After training, we save the model and tokenizer for future use.


In [None]:
# Save model and tokenizer
model.save_pretrained('ner_mountain_model')
tokenizer.save_pretrained('ner_mountain_model')

('ner_mountain_model/tokenizer_config.json',
 'ner_mountain_model/special_tokens_map.json',
 'ner_mountain_model/vocab.txt',
 'ner_mountain_model/added_tokens.json',
 'ner_mountain_model/tokenizer.json')

- **Saved Files**: The trained model and tokenizer are saved in the `ner_mountain_model` directory.



# What Can Be Improved


## 1. Limited Dataset Diversity

**Problem:** The current dataset is limited to sentences extracted from Wikipedia articles about ten specific mountains. This narrow scope may lead to a model that does not generalize well to other contexts or recognize mountain names outside the provided list.

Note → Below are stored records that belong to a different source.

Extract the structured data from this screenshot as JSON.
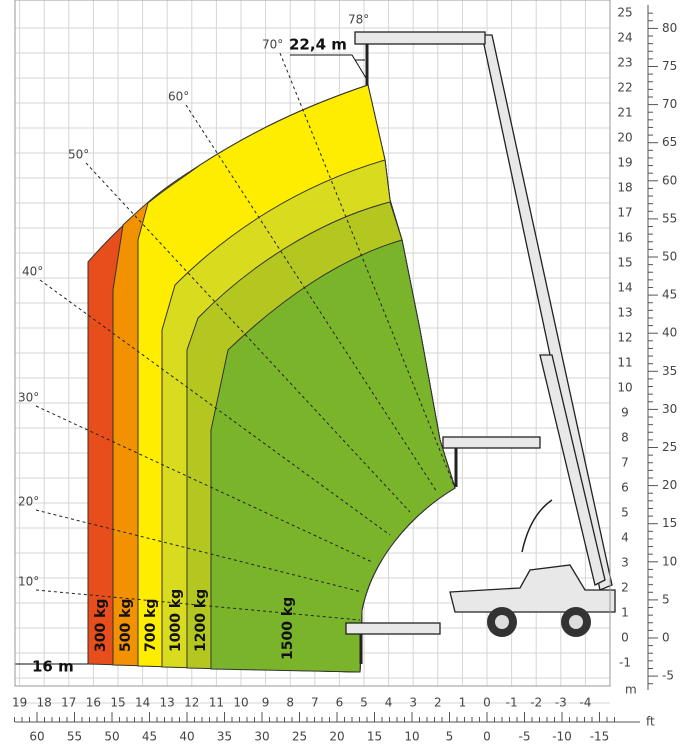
{
  "angles": [
    "78°",
    "70°",
    "60°",
    "50°",
    "40°",
    "30°",
    "20°",
    "10°"
  ],
  "max_height": "22,4 m",
  "min_reach": "16 m",
  "zones": [
    "300 kg",
    "500 kg",
    "700 kg",
    "1000 kg",
    "1200 kg",
    "1500 kg"
  ],
  "axes": {
    "x_m": [
      "19",
      "18",
      "17",
      "16",
      "15",
      "14",
      "13",
      "12",
      "11",
      "10",
      "9",
      "8",
      "7",
      "6",
      "5",
      "4",
      "3",
      "2",
      "1",
      "0",
      "-1",
      "-2",
      "-3",
      "-4"
    ],
    "x_ft": [
      "60",
      "55",
      "50",
      "45",
      "40",
      "35",
      "30",
      "25",
      "20",
      "15",
      "10",
      "5",
      "0",
      "-5",
      "-10",
      "-15"
    ],
    "y_m": [
      "25",
      "24",
      "23",
      "22",
      "21",
      "20",
      "19",
      "18",
      "17",
      "16",
      "15",
      "14",
      "13",
      "12",
      "11",
      "10",
      "9",
      "8",
      "7",
      "6",
      "5",
      "4",
      "3",
      "2",
      "1",
      "0",
      "-1"
    ],
    "y_ft": [
      "80",
      "75",
      "70",
      "65",
      "60",
      "55",
      "50",
      "45",
      "40",
      "35",
      "30",
      "25",
      "20",
      "15",
      "10",
      "5",
      "0",
      "-5"
    ],
    "m_unit": "m",
    "ft_unit": "ft"
  }
}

- **Data Bias:** Training data heavily influences a model's ability to generalize. A dataset sourced from a single type of text (Wikipedia) may not capture the linguistic diversity found in other text sources, such as news articles, travel blogs, or scientific journals.
  
- **Entity Coverage:** Focusing on only ten mountains restricts the model's ability to recognize a broader range of mountain names, potentially failing to identify less prominent or differently named mountains.

**Proposed Solution:**

- **Expand the Mountain List:** Include a more comprehensive list of mountain names, possibly by incorporating data from databases like the Global Mountain Biodiversity Assessment (GMBA) or the Peakbagger database.

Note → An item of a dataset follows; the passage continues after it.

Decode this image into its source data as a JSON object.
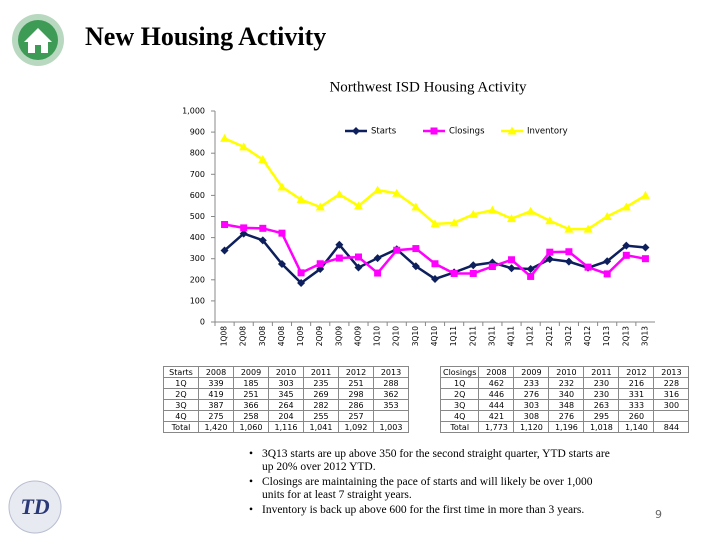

- **Diversify Data Sources:** Scrape sentences from various sources to capture different writing styles and contexts. This will help the model learn to recognize mountain names in diverse textual environments.

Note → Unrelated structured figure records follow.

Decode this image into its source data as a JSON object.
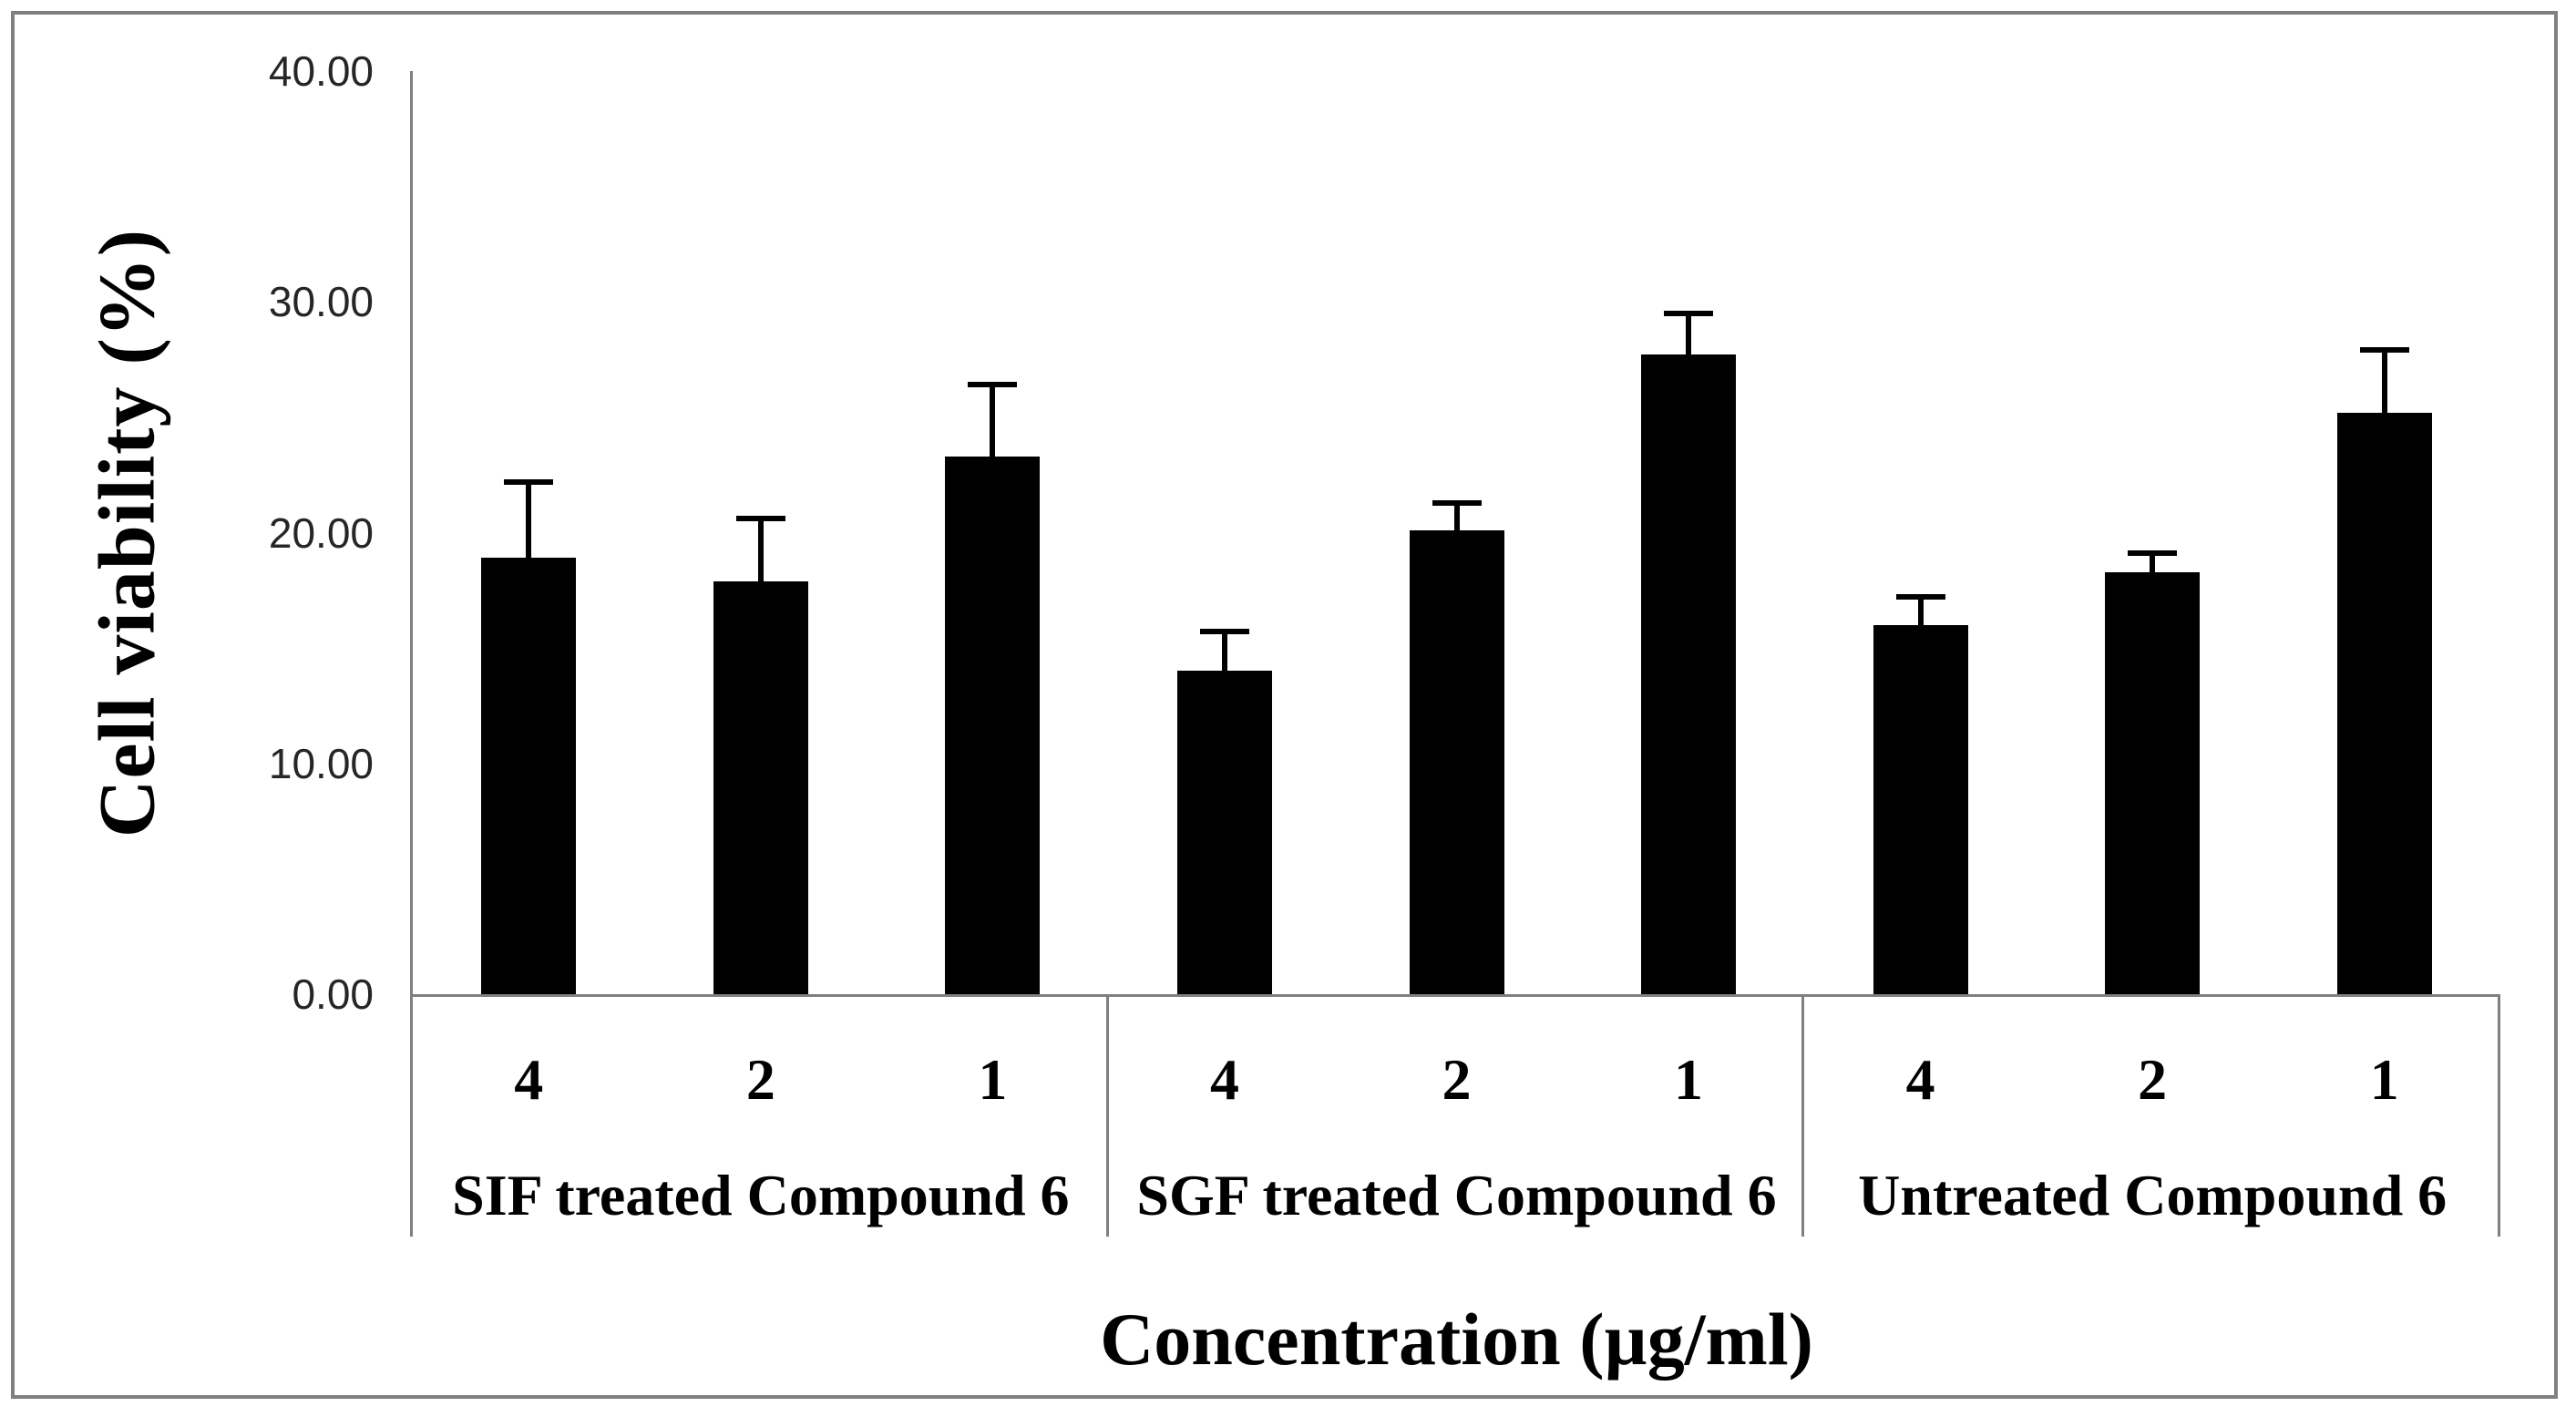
{
  "figure": {
    "background": "#ffffff",
    "frame_color": "#808080"
  },
  "chart_data": {
    "type": "bar",
    "title": "",
    "ylabel": "Cell viability (%)",
    "xlabel": "Concentration (µg/ml)",
    "ylim": [
      0,
      40
    ],
    "grid": false,
    "legend_position": "none",
    "bar_color": "#000000",
    "axis_color": "#7f7f7f",
    "error_bar_color": "#000000",
    "yticks": [
      {
        "value": 40,
        "label": "40.00"
      },
      {
        "value": 30,
        "label": "30.00"
      },
      {
        "value": 20,
        "label": "20.00"
      },
      {
        "value": 10,
        "label": "10.00"
      },
      {
        "value": 0,
        "label": "0.00"
      }
    ],
    "groups": [
      {
        "label": "SIF treated Compound 6",
        "bars": [
          {
            "category": "4",
            "value": 18.9,
            "error_plus": 3.3
          },
          {
            "category": "2",
            "value": 17.9,
            "error_plus": 2.7
          },
          {
            "category": "1",
            "value": 23.3,
            "error_plus": 3.1
          }
        ]
      },
      {
        "label": "SGF treated Compound 6",
        "bars": [
          {
            "category": "4",
            "value": 14.0,
            "error_plus": 1.7
          },
          {
            "category": "2",
            "value": 20.1,
            "error_plus": 1.2
          },
          {
            "category": "1",
            "value": 27.7,
            "error_plus": 1.8
          }
        ]
      },
      {
        "label": "Untreated Compound 6",
        "bars": [
          {
            "category": "4",
            "value": 16.0,
            "error_plus": 1.2
          },
          {
            "category": "2",
            "value": 18.3,
            "error_plus": 0.8
          },
          {
            "category": "1",
            "value": 25.2,
            "error_plus": 2.7
          }
        ]
      }
    ]
  }
}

## 2. Inadequate Handling of Entity Variations

**Problem:** The current preprocessing and labeling approach assumes that mountain names appear exactly as specified in the list, failing to account for variations such as abbreviations, alternate spellings, or translations.


- **Entity Variations:** Mountain names may appear in text in various forms. For example, "Mount Everest" might be referred to as "Everest," "Mt. Everest," or even "Sagarmatha" (its Nepali name).

- **Case Sensitivity:** The labeling function is case-sensitive, potentially missing mountain names that are not capitalized properly due to typos or stylistic choices.

**Proposed Solution:**

- **Implement Fuzzy Matching:** Use more sophisticated string matching techniques, such as Levenshtein distance or regular expressions, to identify mountain names despite minor differences.

- **Case Normalization:** Convert text to a consistent case (e.g., lowercase) during preprocessing to reduce the impact of case discrepancies.

## 3. Suboptimal Model Performance Due to Limited Hyperparameter Tuning

**Problem:** The model training uses default hyperparameters and does not explore the hyperparameter space, which may result in suboptimal performance.

**Proposed Solution:**

- **Hyperparameter Optimization:** Employ techniques such as grid search, random search, or Bayesian optimization to systematically explore hyperparameter combinations.

- **Cross-Validation:** Use k-fold cross-validation to assess model performance more reliably and prevent overfitting.

- **Learning Rate Scheduling:** Implement learning rate schedulers that adjust the learning rate during training, allowing for better convergence.